Who is Shari Villarosa?


Or rather, who did Shari Villarosa speak to? Shari Villarosa is formally the USA Chargé d'Affaires for their Embassy in Rangoon since 2005. Some news outlets have called her in the aftermath of Cyclone Nargis the "de facto USA ambassador to Myanmar". During my introduction to Managing News targeting the tracking of disasters I already knew she was one the names I wanted to tag in the system. But I didn't need to: Managing News picked her name up automatically and promoted it to the to the front of the tag cloud. I knew I had to track her because as soon as all media outlets were talking of 100,000 deaths there was no other source but her. Ms. Villarosa had thrown that figure, referring to an unnamed NGO working in Myanmar, and that was the single source of the figure: unconfirmed, unquestioned... Shari had just said it.
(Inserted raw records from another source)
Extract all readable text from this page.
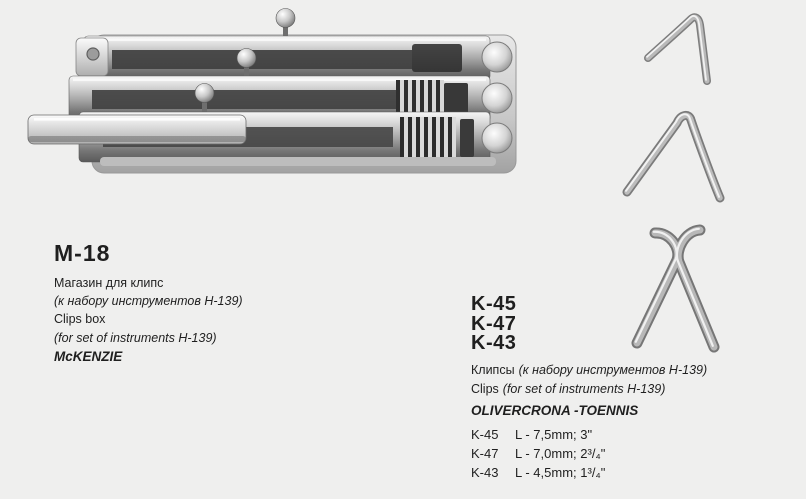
M-18
Магазин для клипс
(к набору инструментов Н-139)
Clips box
(for set of instruments H-139)
McKENZIE
K-45
K-47
K-43
Клипсы (к набору инструментов Н-139)
Clips (for set of instruments H-139)
OLIVERCRONA -TOENNIS
K-45 L - 7,5mm; 3"
K-47 L - 7,0mm; 2³/₄"
K-43 L - 4,5mm; 1³/₄"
Immediately it felt fairly random. It could easily be much bigger, or smaller given the lack of transparent news from the field at the time. Often in disaster events one gets a range of figures from field reports, independent groups, and authorities. But here for a few good days all we had were Shari's figures, those of a US official, which seemed to have unquestioned authority, and/or access to privileged and unverifiable data.
The figure would fall short a few days later, but those were enough days for Shari's 100,000 to permeate all media and all shorts of demonstrations, Vigils against the junta used the number, NGOs organized fundraisers around it, and other nations began to organize their formal complaints for the negligence of the junta around the 100,000. It would only be eight days after, that the United Nations would report on such a figure, while already others were offering higher figures. In this context Shari's 100,000 highlights at least two critical aspects.

First, there is the apparent need to have very quickly, a round, and strong figure. A tangible number ready to mobilize, to manipulate, the reaction to the disaster. There were other figures, but under the original confusion and with an easily widespread critique of the ruling government, no smaller figure seemed to satisfy the news. We did have other numbers: 351 on May 4, 10,000 on May 5, or 22,500 on May 6. But after the 100,000 grabbed the media on May 7, and after the peak moment in disasters when victims stop from being counted (for instance Hurricane Katrina was no different) for political and/or logistical reasons, and rarely the damage is factored over time, the figure lingered on unmovable at least until May 15. On that date the UN still used the number, while the Myanmar authorities talked of 78,000 death and 56,000 missing (an aggregate often used to tally all casualties), and the Red Cross was quoted as talking about 128,000 deaths, being the first large NGO offering publicly a figure.

The second elements is unfortunately simpler. This dance of figures with hurricane Nargis was a result of the dictatorial regime and how media decided lazily to attack that aspect from the first emerging news, instead of facing the challenges of conducting the hard task of investigating and informing of the disaster under such conditions. What is striking is that the Chinese government (not precisely a beacon of democratic freedoms) did its own dance of figures during the Sichuan earthquake, which went unchallenged regardless a similar unreliability: from 5 deaths, to something between 3,000 to 5,000, to 7,600, to 8,500, to 10,000, to 21,500, etc. etc.

However, after all this Shari Villarosa has remained present in the news following the Cyclone, but her momentum faded around diplomatic interventions, guided tours for authorities somewhere between trying to figure out the conditions on the ground and doing a bit of disaster tourism. But nothing compares to the peak she reached when she was the only name behind the 100,000 deaths.